Your fear of death is the consequence of your “self”-imagery, your “self”-reflection, mentalizing, dissociation, “self”-contraction, identity with “point of view”--the locatedness that is based on “self”-reflection and that you and all humankind suffer.

 


 
Non-humans suffer dissociation similarly to one degree or another—they suffer more the more they associate with human beings. Nevertheless, generally speaking they are much less bound by limitation than human beings are. What kind of ego-bondage do you observe in mosquitoes or micro-organisms? They exist in an eco-sphere, not in an ego-sphere.

Human beings, on the other hand, live in an ego-sphere, and human suffering largely springs from that sphere, projected on a situation that humankind does not understand—because human beings are only living in a projection and being anxious about its survival.

Traditionally, human beings looked to the non-humans as a source of wisdom, a connection to a larger sphere of existence. Such sensitivity is an intuitive recognition of the different state of the non-humans. Thus, human beings have sacrificed animals in order to connect with the Divine. Eventually, rather than the connection with the Divine, the sacrifice of non-humans itself became paramount, and the result—as in the present day—is a global society of human beings who are eating animals obsessively. Now, there is only the killing and the eating of the animal and the global propaganda that one must eat animals to acquire protein in order to survive—an absurd notion with which human beings are associated by common agreement, through their perpetual propaganda.

It is true that the non-humans do not show the bondage to “point of view” and “self”-projection that human beings do. Nevertheless, human beings debate the question “Are animals conscious?” What is the real question? Obviously animals are conscious. Clearly, they are aware in exactly the same fundamental way as you are, apart from all your thinking and “self”-projection.

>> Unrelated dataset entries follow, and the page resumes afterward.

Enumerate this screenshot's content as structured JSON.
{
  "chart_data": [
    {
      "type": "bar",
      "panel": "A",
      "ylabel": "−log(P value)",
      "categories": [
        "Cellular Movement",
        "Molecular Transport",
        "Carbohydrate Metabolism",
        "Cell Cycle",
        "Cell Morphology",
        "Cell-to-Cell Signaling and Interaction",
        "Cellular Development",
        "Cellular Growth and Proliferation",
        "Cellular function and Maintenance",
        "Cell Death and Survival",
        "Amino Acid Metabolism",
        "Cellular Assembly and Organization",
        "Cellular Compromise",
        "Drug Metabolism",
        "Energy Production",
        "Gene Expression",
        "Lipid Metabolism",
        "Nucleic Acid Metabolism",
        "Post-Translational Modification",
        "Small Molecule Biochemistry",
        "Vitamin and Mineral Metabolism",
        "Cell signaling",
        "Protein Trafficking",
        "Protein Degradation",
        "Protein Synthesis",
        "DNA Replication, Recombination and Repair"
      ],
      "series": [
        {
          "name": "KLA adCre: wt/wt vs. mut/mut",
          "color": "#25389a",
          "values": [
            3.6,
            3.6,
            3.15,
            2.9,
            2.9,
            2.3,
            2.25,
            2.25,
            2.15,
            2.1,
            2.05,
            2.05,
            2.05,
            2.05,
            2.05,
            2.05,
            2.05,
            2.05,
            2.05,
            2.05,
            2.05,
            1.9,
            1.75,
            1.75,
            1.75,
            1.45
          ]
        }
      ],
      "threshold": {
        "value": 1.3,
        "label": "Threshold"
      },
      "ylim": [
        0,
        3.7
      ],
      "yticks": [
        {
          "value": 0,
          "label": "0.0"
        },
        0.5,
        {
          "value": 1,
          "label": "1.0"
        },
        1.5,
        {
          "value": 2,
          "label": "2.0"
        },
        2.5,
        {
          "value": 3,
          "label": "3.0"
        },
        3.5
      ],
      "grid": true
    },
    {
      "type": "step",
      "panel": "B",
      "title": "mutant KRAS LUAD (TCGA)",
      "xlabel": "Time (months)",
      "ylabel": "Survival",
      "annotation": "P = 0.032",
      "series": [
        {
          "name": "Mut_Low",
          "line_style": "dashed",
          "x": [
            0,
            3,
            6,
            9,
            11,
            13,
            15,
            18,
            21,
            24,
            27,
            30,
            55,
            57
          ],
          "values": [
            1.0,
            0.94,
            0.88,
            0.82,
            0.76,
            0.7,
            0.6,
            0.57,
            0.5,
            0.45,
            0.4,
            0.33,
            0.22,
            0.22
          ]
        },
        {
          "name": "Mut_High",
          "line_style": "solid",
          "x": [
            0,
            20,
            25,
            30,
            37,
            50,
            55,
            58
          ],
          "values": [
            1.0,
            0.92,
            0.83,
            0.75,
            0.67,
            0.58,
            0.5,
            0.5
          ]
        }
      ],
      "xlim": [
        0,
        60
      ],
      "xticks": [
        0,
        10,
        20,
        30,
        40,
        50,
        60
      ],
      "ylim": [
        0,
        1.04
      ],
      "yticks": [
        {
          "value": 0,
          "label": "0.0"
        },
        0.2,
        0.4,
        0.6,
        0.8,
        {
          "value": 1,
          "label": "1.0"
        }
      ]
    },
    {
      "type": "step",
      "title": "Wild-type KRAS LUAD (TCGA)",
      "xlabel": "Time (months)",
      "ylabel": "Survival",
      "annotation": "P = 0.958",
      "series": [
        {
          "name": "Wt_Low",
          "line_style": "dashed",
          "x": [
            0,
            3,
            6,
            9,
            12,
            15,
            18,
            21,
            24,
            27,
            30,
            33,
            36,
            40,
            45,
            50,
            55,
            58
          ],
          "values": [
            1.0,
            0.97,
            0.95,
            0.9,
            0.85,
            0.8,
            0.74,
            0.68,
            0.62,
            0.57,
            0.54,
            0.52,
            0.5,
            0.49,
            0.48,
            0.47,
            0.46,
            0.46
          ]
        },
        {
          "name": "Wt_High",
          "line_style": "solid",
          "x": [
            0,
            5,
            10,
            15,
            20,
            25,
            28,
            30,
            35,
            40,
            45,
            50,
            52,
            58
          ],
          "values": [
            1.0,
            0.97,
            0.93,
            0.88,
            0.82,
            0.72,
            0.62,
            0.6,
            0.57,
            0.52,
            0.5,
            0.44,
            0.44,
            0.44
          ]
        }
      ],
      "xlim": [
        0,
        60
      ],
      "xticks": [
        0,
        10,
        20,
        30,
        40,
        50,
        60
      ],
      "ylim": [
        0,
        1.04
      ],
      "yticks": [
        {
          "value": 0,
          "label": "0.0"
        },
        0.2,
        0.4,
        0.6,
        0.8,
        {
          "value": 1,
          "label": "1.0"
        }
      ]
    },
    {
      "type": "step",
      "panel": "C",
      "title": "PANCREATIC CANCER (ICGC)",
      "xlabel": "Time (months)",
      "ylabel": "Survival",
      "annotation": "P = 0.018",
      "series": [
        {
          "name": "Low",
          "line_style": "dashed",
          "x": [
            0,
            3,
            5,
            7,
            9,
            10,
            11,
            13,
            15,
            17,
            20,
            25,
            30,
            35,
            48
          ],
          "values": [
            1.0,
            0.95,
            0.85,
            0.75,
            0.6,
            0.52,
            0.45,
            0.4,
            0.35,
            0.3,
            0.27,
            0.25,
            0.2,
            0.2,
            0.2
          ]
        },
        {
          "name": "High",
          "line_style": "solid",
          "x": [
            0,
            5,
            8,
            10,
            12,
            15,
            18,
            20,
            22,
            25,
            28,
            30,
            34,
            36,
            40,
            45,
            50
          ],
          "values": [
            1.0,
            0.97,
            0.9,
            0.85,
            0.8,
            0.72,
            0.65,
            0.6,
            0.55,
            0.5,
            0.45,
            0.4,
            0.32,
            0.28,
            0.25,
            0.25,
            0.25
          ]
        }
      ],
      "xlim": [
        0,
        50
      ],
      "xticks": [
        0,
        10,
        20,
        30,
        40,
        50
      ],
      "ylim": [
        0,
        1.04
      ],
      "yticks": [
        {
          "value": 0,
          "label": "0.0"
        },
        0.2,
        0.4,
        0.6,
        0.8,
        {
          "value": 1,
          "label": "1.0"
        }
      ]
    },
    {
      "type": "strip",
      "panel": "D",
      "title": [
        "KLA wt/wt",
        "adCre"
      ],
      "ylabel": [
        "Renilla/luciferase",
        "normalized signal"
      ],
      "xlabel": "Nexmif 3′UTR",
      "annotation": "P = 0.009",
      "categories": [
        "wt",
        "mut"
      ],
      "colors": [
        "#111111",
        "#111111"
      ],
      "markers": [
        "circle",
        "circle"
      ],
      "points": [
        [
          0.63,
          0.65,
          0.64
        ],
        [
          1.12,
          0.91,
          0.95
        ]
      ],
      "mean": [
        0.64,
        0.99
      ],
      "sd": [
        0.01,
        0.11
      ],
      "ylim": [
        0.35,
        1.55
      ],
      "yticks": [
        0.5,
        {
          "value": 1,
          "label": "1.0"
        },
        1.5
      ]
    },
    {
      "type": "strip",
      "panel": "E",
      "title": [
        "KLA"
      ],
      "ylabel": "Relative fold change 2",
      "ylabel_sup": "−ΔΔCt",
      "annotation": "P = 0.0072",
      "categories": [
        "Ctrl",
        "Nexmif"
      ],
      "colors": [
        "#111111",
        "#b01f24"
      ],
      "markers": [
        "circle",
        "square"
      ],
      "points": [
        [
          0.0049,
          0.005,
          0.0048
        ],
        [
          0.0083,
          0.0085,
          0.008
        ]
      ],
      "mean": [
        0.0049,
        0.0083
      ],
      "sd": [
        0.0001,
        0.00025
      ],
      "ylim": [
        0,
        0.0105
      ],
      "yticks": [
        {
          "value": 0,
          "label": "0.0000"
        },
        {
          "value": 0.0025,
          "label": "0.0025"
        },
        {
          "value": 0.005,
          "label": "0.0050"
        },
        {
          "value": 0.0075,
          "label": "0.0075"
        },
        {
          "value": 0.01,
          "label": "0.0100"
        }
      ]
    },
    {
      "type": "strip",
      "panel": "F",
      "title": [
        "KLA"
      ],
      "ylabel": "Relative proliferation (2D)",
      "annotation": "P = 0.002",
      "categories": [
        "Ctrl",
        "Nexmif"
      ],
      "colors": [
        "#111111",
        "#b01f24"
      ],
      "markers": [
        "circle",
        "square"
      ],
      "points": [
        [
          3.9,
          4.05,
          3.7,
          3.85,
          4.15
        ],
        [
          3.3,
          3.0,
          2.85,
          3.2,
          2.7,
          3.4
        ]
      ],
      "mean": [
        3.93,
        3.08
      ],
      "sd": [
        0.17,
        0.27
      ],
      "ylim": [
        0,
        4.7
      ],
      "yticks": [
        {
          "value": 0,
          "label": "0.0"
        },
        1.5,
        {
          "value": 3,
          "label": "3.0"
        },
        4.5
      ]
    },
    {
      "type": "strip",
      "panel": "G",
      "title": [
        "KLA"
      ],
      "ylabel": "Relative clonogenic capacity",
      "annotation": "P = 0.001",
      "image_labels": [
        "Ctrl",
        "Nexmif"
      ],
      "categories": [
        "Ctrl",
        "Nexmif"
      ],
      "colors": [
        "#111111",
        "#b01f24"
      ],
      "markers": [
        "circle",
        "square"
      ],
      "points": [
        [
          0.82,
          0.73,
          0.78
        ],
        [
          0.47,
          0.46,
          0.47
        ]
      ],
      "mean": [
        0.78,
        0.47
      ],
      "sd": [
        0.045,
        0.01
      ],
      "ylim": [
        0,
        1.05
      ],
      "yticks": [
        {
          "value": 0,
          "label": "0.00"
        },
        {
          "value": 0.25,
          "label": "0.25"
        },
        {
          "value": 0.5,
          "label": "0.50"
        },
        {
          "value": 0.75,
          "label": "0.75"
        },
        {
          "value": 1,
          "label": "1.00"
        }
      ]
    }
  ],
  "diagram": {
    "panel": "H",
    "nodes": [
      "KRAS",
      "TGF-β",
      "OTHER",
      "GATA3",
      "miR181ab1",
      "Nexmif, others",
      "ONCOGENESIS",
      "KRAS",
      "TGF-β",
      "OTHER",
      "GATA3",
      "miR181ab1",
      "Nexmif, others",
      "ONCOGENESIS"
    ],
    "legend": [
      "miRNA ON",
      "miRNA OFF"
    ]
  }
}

What are people suggesting when they wonder whether or not animals have consciousness? They are asking “Do animals have ‘self’-consciousness? Are they aware of themselves as an independent individual?” As if “self”-awareness is the primary, if not only, proof that one is aware, that one exists.

That focus on “self”-consciousness is human propaganda--the measure human beings are making of other entities. If human beings decide that an entity is not “self”-conscious, human beings think that this somehow gives them the right to control, exploit, and murder the beings that are deemed non-“self”-conscious. Therefore, human beings have established a vast, terrible, cruel industry of killing non-humans all over the world. The justification for this is a false view of non-humans. The right, traditional view is based on sensitivity to the non-humans, feeling their state, and feeling how human beings can benefit from being and doing likewise. Where animals were killed, traditionally, it was done in a ritual manner--not obsessively, all day and night. Traditional animal sacrifice was occasional and always performed in a sacred manner.

Truly, the killing of animals need not be done at all. For human beings, just being around non-humans, observing them, is a lesson. What is the difference between animals and humans? Fundamentally, the non-humans are not existing in an ego-sphere. They exist in an eco-sphere--a space-time domain without ego-consciousness.

The ego-consciousness of human beings is a mental fabrication, an invention of human beings for their own reasons. In the present-time there exist six and a half billion people who are adapted to the falseness and insanity of ego-culture and all the exaggerations that result, including the abuse of non-humans.

 

 
Thus, for instance, people in this Hermitage are amused by the dogs that live here. All day long, people here find the dogs interesting to observe and interact with. Yet there is something to truly understand about the presence of the dogs. They are not in the same state as you. Be like that state—and let them be like that state, too.